The sole control flow is an early return on args.size() <= 1. The function depends only on the standard library’s std::vector, its size and begin / end iterators, and the iterator-range constructor used for the copy. No external project dependencies are required.
Side Effects
No observable side effects are evident from the extracted code.
Reads From
argsparameter
Writes To
- return value (new vector)
Usage Patterns
- used to obtain compiler flags without the program name
Internal Structure
The extract:compiler module is the intermediary between raw compilation database entries and the actual Clang compiler invocations used during extraction. It imports only the std library and the local support module, which supplies foundational utilities for file I/O, path normalization, and cache key management. The module decomposes into three layers: data structures (CompileEntry, CompilationDatabase, CompDbError), public API functions, and private helpers in an anonymous namespace.

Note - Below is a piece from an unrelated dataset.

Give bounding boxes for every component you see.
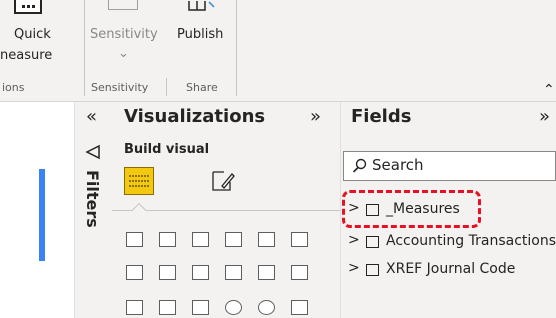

Public functions like load_compdb, lookup, and sanitize_driver_arguments operate on the database and entries, while private helpers such as parse_compiler_invocation, try_hash_source_file, and build_compile_signature_impl handle path resolution, argument stripping, signature hashing, and compiler instance creation. This layering ensures that caching and normalization logic is encapsulated, leaving the public API stable and focused on extracting ready‑to‑use compiler invocations from concrete compile entries.